Le plus important, c’est que j’ai vu qu’il utilisait un pneu sable, donc je me disais que si j’arrivais à rester près de lui dans le sable, je pouvais probablement gagner un peu de temps sur lui dans les portions plus dures parce que j’avais un pneu terre. Je faisais en sorte d’être le plus proche possible, et de lui mettre la pression là où c’était plus béton, pour me donner les meilleures chances. Pour le reste, j’ai roulé contre Eli en Supercross plus tôt dans la saison. J’ai fait deux manches derrière lui ce samedi, j’ai appris certaines choses. Je n’ai pas pu voir grand-chose en première manche car il était loin, mais j’ai pu le suivre et observer ce qu’il faisait en seconde manche.
À Phoenix, tu avais commenté la forme d’Eli Tomac, et les gens n’avaient pas vraiment compris dans quel contexte tu le faisais. Ce samedi à Charlotte, tu as eu le “vrai” Tomac, le genre de moment où tu roules avec lui et tu n’arrives même pas à entendre ta propre moto tellement le style de pilotage diffère. C’était comment, cette expérience du “vrai” Eli Tomac ?
C’est vrai que je n’ai pas été très bon avec les mots utilisés à l’époque. D’ailleurs, je ne le suis toujours pas; mais j’avais tort. En première manche, j’ai surtout fait en sorte de trouver le rythme et j’ai perdu du terrain sur Eli en début de course, donc je me suis concentré sur ma manche. La seconde manche était vraiment fun, on attaquait fort et c’est clair que cette Yamaha est vraiment bruyante; nos Honda sont vraiment différentes, très peu bruyantes. Quand je l’ai doublé, je n’arrivais toujours pas à entendre ma moto … Le moteur est différent, la prise d’air est différente, c’est pourquoi nos CRF sont moins bruyantes. C’était cool d’expérimenter une course avec cet Eli là. J’espère qu’il va continuer à rouler encore quelque temps parce que c’est bon de pouvoir rouler contre quelqu’un d’aussi expérimenté et rapide que lui.

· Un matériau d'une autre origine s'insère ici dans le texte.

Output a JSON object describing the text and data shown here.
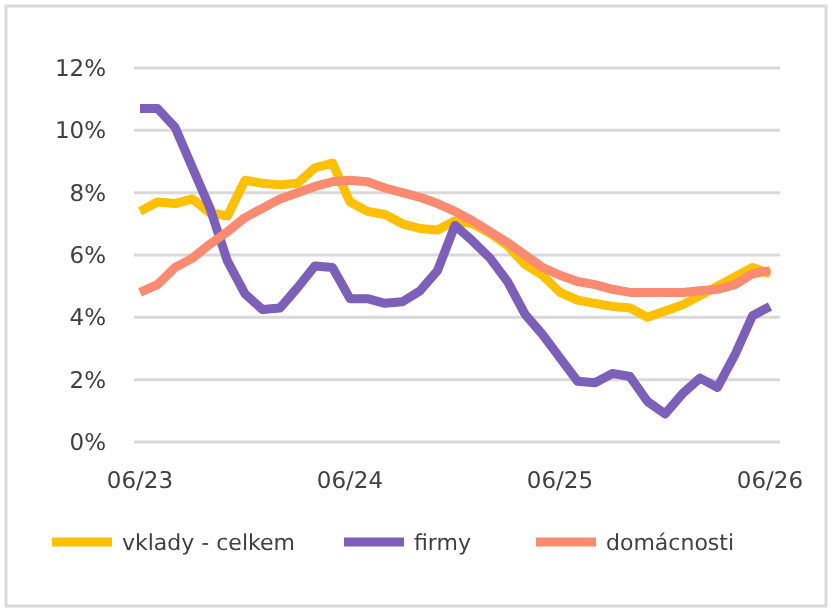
{
  "chart_data": {
    "type": "line",
    "categories": [
      "06/23",
      null,
      null,
      null,
      null,
      null,
      null,
      null,
      null,
      null,
      null,
      null,
      "06/24",
      null,
      null,
      null,
      null,
      null,
      null,
      null,
      null,
      null,
      null,
      null,
      "06/25",
      null,
      null,
      null,
      null,
      null,
      null,
      null,
      null,
      null,
      null,
      null,
      "06/26"
    ],
    "ylim": [
      0,
      12
    ],
    "yticks": [
      {
        "value": 0,
        "label": "0%"
      },
      {
        "value": 2,
        "label": "2%"
      },
      {
        "value": 4,
        "label": "4%"
      },
      {
        "value": 6,
        "label": "6%"
      },
      {
        "value": 8,
        "label": "8%"
      },
      {
        "value": 10,
        "label": "10%"
      },
      {
        "value": 12,
        "label": "12%"
      }
    ],
    "grid": "y",
    "legend": "bottom",
    "line_style": "solid",
    "marker": "none",
    "series": [
      {
        "name": "vklady - celkem",
        "color": "#ffc000",
        "values": [
          7.4,
          7.7,
          7.65,
          7.8,
          7.35,
          7.25,
          8.4,
          8.3,
          8.25,
          8.3,
          8.8,
          8.95,
          7.7,
          7.4,
          7.3,
          7.0,
          6.85,
          6.8,
          7.1,
          7.0,
          6.7,
          6.3,
          5.7,
          5.35,
          4.8,
          4.55,
          4.45,
          4.35,
          4.3,
          4.0,
          4.2,
          4.4,
          4.7,
          5.0,
          5.3,
          5.6,
          5.4
        ]
      },
      {
        "name": "firmy",
        "color": "#7b5fb8",
        "values": [
          10.7,
          10.7,
          10.1,
          8.8,
          7.5,
          5.8,
          4.75,
          4.25,
          4.3,
          4.95,
          5.65,
          5.6,
          4.6,
          4.6,
          4.45,
          4.5,
          4.85,
          5.5,
          6.95,
          6.45,
          5.9,
          5.15,
          4.1,
          3.45,
          2.7,
          1.95,
          1.9,
          2.2,
          2.1,
          1.3,
          0.9,
          1.55,
          2.05,
          1.75,
          2.8,
          4.05,
          4.35
        ]
      },
      {
        "name": "domácnosti",
        "color": "#fa8a70",
        "values": [
          4.8,
          5.05,
          5.6,
          5.9,
          6.35,
          6.75,
          7.2,
          7.5,
          7.8,
          8.0,
          8.2,
          8.35,
          8.4,
          8.35,
          8.15,
          8.0,
          7.85,
          7.65,
          7.4,
          7.1,
          6.75,
          6.4,
          6.0,
          5.6,
          5.35,
          5.15,
          5.05,
          4.9,
          4.8,
          4.8,
          4.8,
          4.8,
          4.85,
          4.9,
          5.05,
          5.4,
          5.5
        ]
      }
    ]
  }
}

Te battre contre Eli Tomac, tu avais dit que c’était l’un de tes rêves. Est-ce que c’est ce que tu avais imaginé, devoir le contenir jusqu’au dernier tour de la deuxième manche pour l’emporter ?
C’est ça. Évidemment, c’était vraiment cool de me battre avec lui. Pour remettre en perspective pour Eli, c’est comme s’il avait roulé contre Ricky Carmichael à son époque, où l’un de ces mecs-là. Tu veux toujours rouler contre les meilleurs pilotes de ton époque, tu veux pouvoir te battre avec eux. Pour l’heure, Eli reste le plus gros nom du sport et il est aussi celui qui détient le plus de titres en 450 donc c’était vraiment génial de rouler avec lui comme ça. Ce qui est vraiment top quand tu roules contre l’un des meilleurs pilotes, un champion, c’est qu’il ne lâche jamais, il se bat jusqu’à la ligne d’arrivée. Me battre avec lui, c’était sur ma to-do list. Je voulais me battre avec Eli, que je gagne ou que je perde. C’était vraiment cool, et c’est un honneur pour moi.

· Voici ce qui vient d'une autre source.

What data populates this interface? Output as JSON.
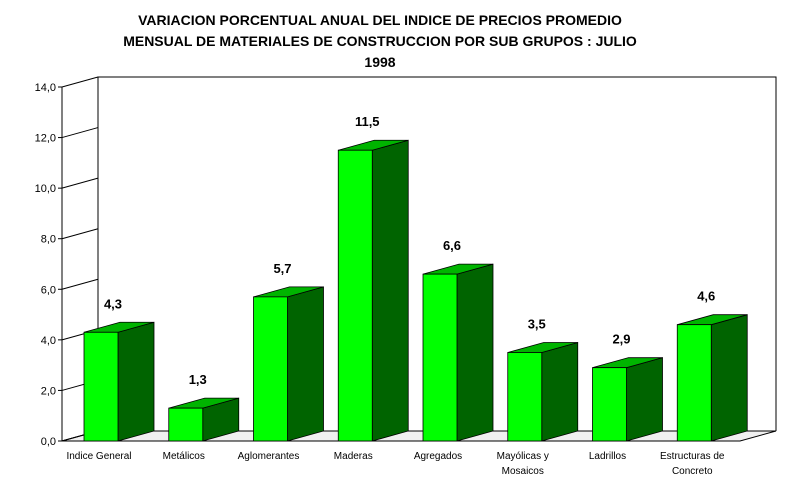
{
  "chart_data": {
    "type": "bar",
    "title_lines": [
      "VARIACION PORCENTUAL ANUAL DEL INDICE DE PRECIOS PROMEDIO",
      "MENSUAL DE MATERIALES DE CONSTRUCCION POR SUB GRUPOS : JULIO",
      "1998"
    ],
    "categories": [
      [
        "Indice General"
      ],
      [
        "Metálicos"
      ],
      [
        "Aglomerantes"
      ],
      [
        "Maderas"
      ],
      [
        "Agregados"
      ],
      [
        "Mayólicas y",
        "Mosaicos"
      ],
      [
        "Ladrillos"
      ],
      [
        "Estructuras de",
        "Concreto"
      ]
    ],
    "values": [
      4.3,
      1.3,
      5.7,
      11.5,
      6.6,
      3.5,
      2.9,
      4.6
    ],
    "value_labels": [
      "4,3",
      "1,3",
      "5,7",
      "11,5",
      "6,6",
      "3,5",
      "2,9",
      "4,6"
    ],
    "ylim": [
      0,
      14
    ],
    "yticks": [
      0,
      2,
      4,
      6,
      8,
      10,
      12,
      14
    ],
    "ytick_labels": [
      "0,0",
      "2,0",
      "4,0",
      "6,0",
      "8,0",
      "10,0",
      "12,0",
      "14,0"
    ],
    "xlabel": "",
    "ylabel": "",
    "grid": false,
    "style": "3d",
    "colors": {
      "bar_front": "#00ff00",
      "bar_side": "#006400",
      "bar_top": "#00b400",
      "floor": "#f0f0f0",
      "axis": "#000000"
    }
  }
}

En première manche, tu semblais un peu hésitant dans les premiers tours et Hunter a été en mesure de te doubler. Sur le moment, tu attendais que la course vienne à toi ?
J’adore me faire doubler dans les premiers tours [rires]. Non, je donnais ce que j’avais mais c’était ma toute première course donc l’approche était aussi un peu différente pour moi. Par le passé, je n’ai jamais vraiment passé autant de temps sans rouler, donc c’est une nouvelle expérience et un nouvel apprentissage. Dans les premiers tours, il fallait surtout que je retrouve le rythme en course et que je m’y habitue de nouveau, car ça faisait un bail.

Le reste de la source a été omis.